Interior indicates that specifying exact demands on Federal Coal is impossible beyond saying that greater amounts of coal are anticipated to come from federal lands. While exact long-term demands might not be measurable, we believe that Interior should have reasonable goals of how much to lease and when to lease, based on the best possible estimates of how much coal to expect from developing the leases.

Pl. Ex. 27, at 11. Such data are not provided in the final EIS.

19. Since the short-term leasing policy, supra, was in effect when the new leasing program was adopted, the effect of accepting the "no action" alternative would merely have been to retain the short-term policy.

20. BLM Manual § 1792.22C(8), 37 Fed.

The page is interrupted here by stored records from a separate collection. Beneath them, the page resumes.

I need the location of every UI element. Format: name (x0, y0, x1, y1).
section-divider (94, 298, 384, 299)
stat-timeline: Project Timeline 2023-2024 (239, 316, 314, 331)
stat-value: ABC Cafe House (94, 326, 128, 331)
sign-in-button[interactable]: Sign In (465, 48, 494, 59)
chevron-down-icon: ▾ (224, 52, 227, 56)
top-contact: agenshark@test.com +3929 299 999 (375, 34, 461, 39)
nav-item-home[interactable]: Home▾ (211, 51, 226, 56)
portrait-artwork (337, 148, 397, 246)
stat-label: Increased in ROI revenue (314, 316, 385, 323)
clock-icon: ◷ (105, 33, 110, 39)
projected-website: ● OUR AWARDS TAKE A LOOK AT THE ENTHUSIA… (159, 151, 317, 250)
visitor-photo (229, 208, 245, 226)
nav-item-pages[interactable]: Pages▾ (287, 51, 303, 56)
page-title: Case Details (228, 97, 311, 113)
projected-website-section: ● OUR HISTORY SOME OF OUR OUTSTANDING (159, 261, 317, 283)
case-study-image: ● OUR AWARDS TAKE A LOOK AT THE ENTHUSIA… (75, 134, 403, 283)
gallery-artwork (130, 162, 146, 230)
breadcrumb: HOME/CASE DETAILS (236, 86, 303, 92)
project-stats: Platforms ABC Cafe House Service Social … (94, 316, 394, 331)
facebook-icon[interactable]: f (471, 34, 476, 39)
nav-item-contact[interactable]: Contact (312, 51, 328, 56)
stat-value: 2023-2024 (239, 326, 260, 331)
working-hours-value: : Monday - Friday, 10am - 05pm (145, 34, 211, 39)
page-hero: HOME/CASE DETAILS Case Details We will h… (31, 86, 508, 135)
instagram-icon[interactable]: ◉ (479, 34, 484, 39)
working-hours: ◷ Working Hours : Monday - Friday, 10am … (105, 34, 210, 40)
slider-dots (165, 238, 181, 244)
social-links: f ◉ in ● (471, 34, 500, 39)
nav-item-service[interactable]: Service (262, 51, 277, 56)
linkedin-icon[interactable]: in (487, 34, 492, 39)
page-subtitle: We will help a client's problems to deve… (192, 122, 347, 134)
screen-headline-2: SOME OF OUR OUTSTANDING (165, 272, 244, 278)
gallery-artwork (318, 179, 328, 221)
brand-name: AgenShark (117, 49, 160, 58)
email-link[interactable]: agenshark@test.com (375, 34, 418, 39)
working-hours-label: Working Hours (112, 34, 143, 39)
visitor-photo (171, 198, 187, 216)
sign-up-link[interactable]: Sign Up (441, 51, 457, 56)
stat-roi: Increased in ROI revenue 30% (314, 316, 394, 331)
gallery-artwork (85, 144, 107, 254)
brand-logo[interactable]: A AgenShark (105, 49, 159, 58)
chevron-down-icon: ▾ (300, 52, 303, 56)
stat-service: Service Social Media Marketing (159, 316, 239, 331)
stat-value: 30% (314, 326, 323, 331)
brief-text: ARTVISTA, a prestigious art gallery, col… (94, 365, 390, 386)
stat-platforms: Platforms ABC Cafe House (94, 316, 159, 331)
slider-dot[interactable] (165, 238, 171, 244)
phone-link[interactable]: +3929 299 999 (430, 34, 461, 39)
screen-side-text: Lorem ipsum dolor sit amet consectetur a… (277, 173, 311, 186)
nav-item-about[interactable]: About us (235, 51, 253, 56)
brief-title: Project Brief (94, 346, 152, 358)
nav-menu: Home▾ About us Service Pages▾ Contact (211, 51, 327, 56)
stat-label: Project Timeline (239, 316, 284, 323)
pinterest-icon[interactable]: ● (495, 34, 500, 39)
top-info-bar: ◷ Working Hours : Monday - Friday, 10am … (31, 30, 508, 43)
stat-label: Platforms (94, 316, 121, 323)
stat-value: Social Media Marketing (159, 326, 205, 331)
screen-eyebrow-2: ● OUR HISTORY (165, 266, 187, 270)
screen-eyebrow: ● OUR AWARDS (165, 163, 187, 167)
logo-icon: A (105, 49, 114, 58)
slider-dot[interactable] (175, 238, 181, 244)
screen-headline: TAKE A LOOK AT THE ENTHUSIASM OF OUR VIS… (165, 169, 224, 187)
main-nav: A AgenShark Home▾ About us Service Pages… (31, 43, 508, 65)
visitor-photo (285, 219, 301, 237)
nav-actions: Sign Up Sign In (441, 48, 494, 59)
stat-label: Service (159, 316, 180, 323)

Reg. 15018 (1972); Department of the Interior Manual Part 516, ch. 2, § 6.C(8), 36 Fed. Reg. 19345 (1971).

21. With regard to this issue, the GAO report, supra, stated:

Presently, the national coal production goal is 1.2 billion tons a year by 1985 which was set by the President in his energy message of January 1975. It should be clear (1) what portion of the projected 1.2 billion tons will have to come from federally owned coal lands and (2) whether Federal coal reserves now under lease or committed to preference right leaseholders can satisfy this need. As of February 1976, Interior did not have the answers to these questions. Consequently, Interior does not have an adequate basis for determining whether additional coal is needed and, if so, how much coal should be leased to meet national production goals.

Pl. Ex. 27, at 10.

22. Defendants also augue that "preference right" lease applications are to be considered on an "ad hoc" basis and hence outside the purview of the National Leasing Program. Therefore, defendants state that such leasing should not be subject to any court order relating to the National Leasing Program. We disagree. After careful review of the record we have determined that when the final programmatic EIS was released, "preference right" leases were consistently referred to as a part of the National Program. (Pl. Ex. 2, summary P2, §§ 1-80, 8-29, 8-32.) There is no evidence in the final statement or any facts offered by defendants which would lead us to conclude that the "preference right" applications were outside the ambit of the program. For the purposes of this injunction and compliance with NEPA, "preference right" leasing will also be enjoined until the programmatic EIS deficiencies are remedied.

* We have deliberately not adopted the defendants' revised short-term criteria of July 25, 1977, for the reason, among others, that said revised short-term criteria would permit defendants to award "preference right" leases without meeting the otherwise applicable requirements of said revised criteria for short-term leases.